Pain is defined as an unpleasant sensory and emotional experience associated with actual or potential tissue damage. The opioid epidemic in the USA has highlighted the need for alternative treatments for pain. Following reports on the opioid interactions of various antipsychotic medications, we speculated that the involvement of the opioid system in some of the antipsychotics’ mechanism of action may suggest their potential use in the treatment of pain.

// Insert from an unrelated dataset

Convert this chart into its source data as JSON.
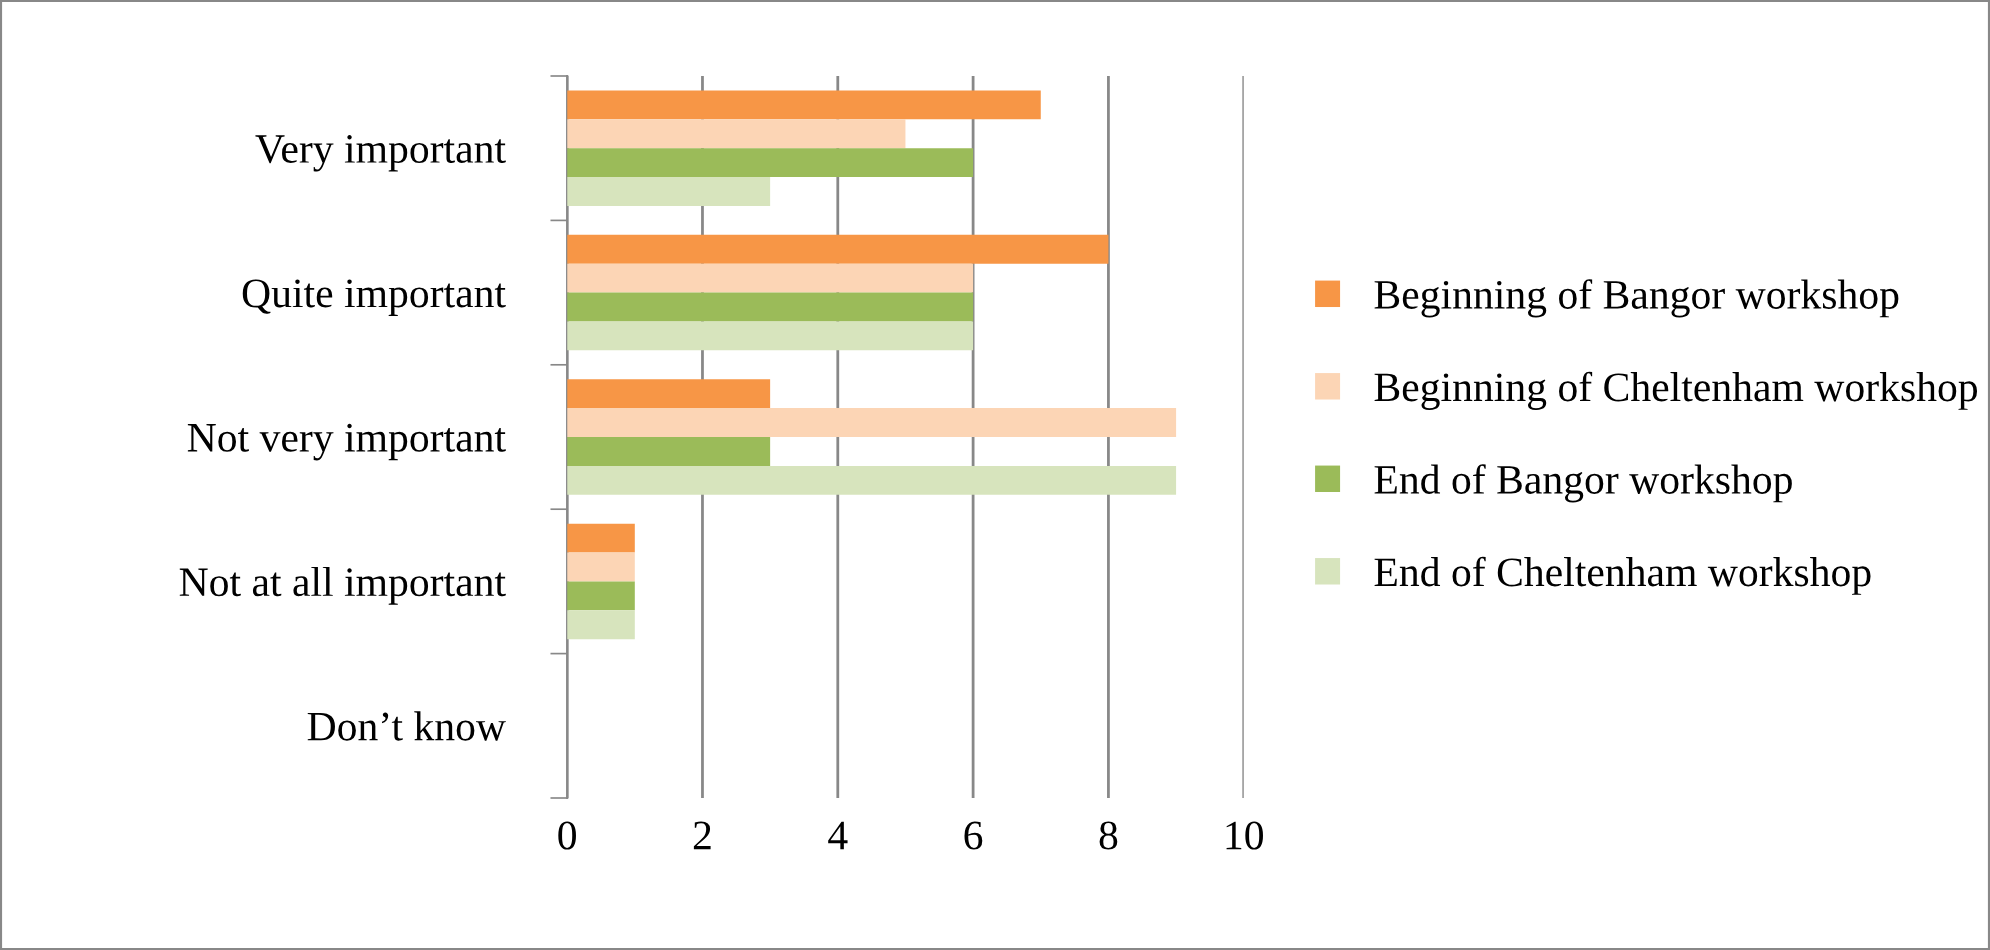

Risperidone is a neuroleptic with a potent dopamine D2 and serotonin 5-HT2 receptor-blocking activity as well as a high affinity for adrenergic and histamine H1 receptors. Amisulpride is a neuroleptic which selectively blocks dopamine D2 and D3 receptors. Both had a potent antinociceptive effect on ICR mice tested with a tail flick assay. That effect on both medications was antagonized by naloxone, indicating that at least some of the antinociceptive effects were mediated by an opioid mechanism of action. Further investigation found that β-Funaltrexamine hydrochloride (β-FNA), naloxonazine, and nor-Binaltorphimine dihydrochloride (nor-BNI) reversed the antinociceptive effect of both risperidone and amisulpride. Naltrindole at a dose that blocked [D-Pen2,D-Pen5]enkephalin (DPDPE, δ analgesia) blocked notably amisplride effect and only partially reversed that of risperidone. Risperidone induced an antinociceptive effect, implying involvement of μ and κ-opioid and δ-opioid mechanisms. Amisulpride-induced antinociception was mediated through selective involvement of all three opioid receptor subtypes. These findings emphasize the need for clinical trials to assess the possibility of extending the spectrum of medications available for the treatment of pain.

疼痛被定义为与实际或潜在组织损伤相关的不愉快的感觉和情绪体验。美国的阿片类药物流行凸显了对疼痛替代疗法的需求。根据关于各种抗精神病药物的阿片类药物相互作用的报告，我们推测阿片类药物系统参与某些抗精神病药物的作用机制可能表明它们在治疗疼痛中的潜在用途。利培酮是一种精神安定药，具有强效的多巴胺 D2 和血清素 5-HT2 受体阻断活性，以及​​对肾上腺素能和组胺 H1 受体的高亲和力。氨磺必利是一种精神安定剂，可选择性阻断多巴胺 D2 和 D3 受体。两者都对用甩尾试验测试的 ICR 小鼠具有有效的镇痛作用。纳洛酮拮抗了这两种药物的作用，表明至少一些镇痛作用是由阿片类药物作用机制介导的。进一步调查发现，β-氟氨曲胺盐酸盐（β-FNA）、纳洛嗪和nor -Binaltorphimine dihydrochloride (nor-BNI) 逆转了利培酮和氨磺必利的镇痛作用。Naltrindole 在阻断 [D-Pen2,D-Pen5] 脑啡肽（DPDPE，δ 镇痛）的剂量下显着阻断了阿米普利特的作用，并且仅部分逆转了利培酮的作用。利培酮诱导了镇痛作用，这意味着涉及 μ 和 κ-阿片类药物和 δ-阿片类药物机制。氨磺必利诱导的镇痛作用是通过所有三种阿片受体亚型的选择性参与介导的。这些发现强调了临床试验的必要性，以评估扩展可用于治疗疼痛的药物范围的可能性。